Rosetta spacecraft wakes up after 31-month hiatus
Rosetta, the comet-chasing space probe launched by the European Space Agency a decade ago, has woken up from a 31-month long hibernation.
London: Rosetta, the comet-chasing space probe launched by the European Space Agency a decade ago, has woken up from a 31-month long hibernation.
The mission operators heard from the distant spacecraft for the first time in 31 months Jan 20, said a press release from the European Space Agency (ESA).
Since its launch in 2004, Rosetta is chasing down a Comet named `67P/Churyumov-Gerasimenko`.
Operating on solar energy, Rosetta was placed into a deep space slumber in June 2011 as it cruised out to a distance of nearly 800 million km from the warmth of the sun - beyond the orbit of jupiter, said the release.
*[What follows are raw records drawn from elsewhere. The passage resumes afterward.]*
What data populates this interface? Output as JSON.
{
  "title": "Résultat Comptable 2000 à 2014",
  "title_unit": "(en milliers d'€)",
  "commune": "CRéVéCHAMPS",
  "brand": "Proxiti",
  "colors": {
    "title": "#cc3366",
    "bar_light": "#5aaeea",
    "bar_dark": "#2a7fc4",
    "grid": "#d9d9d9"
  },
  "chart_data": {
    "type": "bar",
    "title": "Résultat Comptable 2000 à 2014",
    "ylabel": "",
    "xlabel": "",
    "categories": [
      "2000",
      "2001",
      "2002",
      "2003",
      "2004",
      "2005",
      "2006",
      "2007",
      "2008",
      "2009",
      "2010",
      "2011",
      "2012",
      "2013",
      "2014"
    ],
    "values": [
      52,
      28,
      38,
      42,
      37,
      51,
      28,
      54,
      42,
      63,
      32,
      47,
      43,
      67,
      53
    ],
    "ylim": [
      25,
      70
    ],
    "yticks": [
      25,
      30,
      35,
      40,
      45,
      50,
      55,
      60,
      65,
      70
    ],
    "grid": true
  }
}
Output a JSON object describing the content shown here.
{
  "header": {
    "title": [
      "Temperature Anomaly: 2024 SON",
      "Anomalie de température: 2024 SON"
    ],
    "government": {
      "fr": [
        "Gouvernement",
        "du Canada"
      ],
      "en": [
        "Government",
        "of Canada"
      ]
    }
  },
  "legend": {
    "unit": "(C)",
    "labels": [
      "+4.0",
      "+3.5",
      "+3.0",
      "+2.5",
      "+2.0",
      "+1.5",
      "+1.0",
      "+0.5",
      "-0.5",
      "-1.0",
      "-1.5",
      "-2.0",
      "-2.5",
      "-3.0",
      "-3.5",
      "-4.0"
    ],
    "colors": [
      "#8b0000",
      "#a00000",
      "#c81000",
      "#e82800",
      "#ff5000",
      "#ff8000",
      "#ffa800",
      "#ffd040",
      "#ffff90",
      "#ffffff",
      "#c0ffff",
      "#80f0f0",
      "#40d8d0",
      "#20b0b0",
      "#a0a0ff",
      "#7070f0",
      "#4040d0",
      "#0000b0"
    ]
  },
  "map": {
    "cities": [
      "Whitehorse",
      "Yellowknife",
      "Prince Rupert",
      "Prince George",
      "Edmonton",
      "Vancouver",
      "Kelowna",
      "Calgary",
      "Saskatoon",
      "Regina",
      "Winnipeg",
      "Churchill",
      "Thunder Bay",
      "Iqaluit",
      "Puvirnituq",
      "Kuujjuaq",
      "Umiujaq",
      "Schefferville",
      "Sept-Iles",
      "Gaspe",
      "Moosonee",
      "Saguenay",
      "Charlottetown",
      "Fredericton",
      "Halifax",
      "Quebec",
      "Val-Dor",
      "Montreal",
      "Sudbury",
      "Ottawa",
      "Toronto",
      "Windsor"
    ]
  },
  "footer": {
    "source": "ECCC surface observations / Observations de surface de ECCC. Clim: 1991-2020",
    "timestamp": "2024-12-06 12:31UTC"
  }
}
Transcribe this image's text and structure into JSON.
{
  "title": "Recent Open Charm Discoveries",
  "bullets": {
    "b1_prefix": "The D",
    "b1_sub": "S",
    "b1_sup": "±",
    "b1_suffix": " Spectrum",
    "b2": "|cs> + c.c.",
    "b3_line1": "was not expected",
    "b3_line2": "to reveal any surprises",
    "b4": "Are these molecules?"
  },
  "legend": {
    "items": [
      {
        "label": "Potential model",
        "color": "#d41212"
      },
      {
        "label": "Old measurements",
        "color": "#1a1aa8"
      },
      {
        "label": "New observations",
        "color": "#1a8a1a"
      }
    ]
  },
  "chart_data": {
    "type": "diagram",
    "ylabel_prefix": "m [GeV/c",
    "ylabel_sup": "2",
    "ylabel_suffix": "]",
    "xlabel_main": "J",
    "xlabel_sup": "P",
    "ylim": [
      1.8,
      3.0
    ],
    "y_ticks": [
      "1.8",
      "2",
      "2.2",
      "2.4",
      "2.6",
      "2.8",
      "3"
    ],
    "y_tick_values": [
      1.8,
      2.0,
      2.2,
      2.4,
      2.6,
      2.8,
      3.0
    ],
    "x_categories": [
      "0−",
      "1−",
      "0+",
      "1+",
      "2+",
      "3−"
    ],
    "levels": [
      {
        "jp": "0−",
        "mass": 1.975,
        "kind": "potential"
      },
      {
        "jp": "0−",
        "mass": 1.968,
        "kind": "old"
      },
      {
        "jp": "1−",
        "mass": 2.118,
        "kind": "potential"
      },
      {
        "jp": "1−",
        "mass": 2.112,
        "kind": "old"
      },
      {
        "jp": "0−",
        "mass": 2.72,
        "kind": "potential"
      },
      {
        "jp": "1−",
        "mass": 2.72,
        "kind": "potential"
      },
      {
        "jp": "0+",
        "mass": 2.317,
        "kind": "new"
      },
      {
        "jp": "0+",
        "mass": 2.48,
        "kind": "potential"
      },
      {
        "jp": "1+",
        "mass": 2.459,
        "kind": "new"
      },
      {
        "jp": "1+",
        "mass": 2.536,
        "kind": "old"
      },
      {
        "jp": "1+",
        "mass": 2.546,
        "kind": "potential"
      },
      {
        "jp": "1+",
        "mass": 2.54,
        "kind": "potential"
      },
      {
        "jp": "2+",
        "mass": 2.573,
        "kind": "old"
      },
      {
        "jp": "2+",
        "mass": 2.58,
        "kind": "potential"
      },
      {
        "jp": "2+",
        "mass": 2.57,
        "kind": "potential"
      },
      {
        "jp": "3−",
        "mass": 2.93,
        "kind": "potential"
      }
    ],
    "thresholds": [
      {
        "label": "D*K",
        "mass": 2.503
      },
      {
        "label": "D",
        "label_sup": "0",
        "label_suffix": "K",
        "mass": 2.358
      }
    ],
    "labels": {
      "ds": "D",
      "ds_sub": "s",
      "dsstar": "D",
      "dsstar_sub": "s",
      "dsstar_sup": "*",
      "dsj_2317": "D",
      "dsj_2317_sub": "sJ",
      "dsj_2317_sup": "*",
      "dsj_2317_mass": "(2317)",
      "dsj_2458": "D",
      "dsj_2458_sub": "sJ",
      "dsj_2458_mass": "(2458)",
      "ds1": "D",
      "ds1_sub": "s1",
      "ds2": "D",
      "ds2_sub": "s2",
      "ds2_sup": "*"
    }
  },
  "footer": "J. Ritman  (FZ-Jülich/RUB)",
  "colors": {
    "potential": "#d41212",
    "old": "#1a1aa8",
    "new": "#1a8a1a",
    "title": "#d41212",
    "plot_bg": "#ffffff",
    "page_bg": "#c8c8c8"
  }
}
Now, as Rosetta`s orbit has brought it back to within `only` 673 million km from the sun, there is enough solar energy to power the spacecraft fully again.
Still about 9 million-km from the comet, Rosetta`s pre-programmed internal `alarm clock` has woken up the spacecraft.
After warming up its key navigation instruments, Rosetta sent a signal to let mission operators know it had survived the most distant part of its journey.
“We have our comet-chaser back,” Alvaro Giménez, ESA`s director of science and robotic exploration, was quoted as saying.
“With Rosetta, we would take comet exploration to a new level,” he added.
Towards the end of May this year, the spacecraft would execute a major manoeuvre to line up for its critical rendezvous with the comet in August.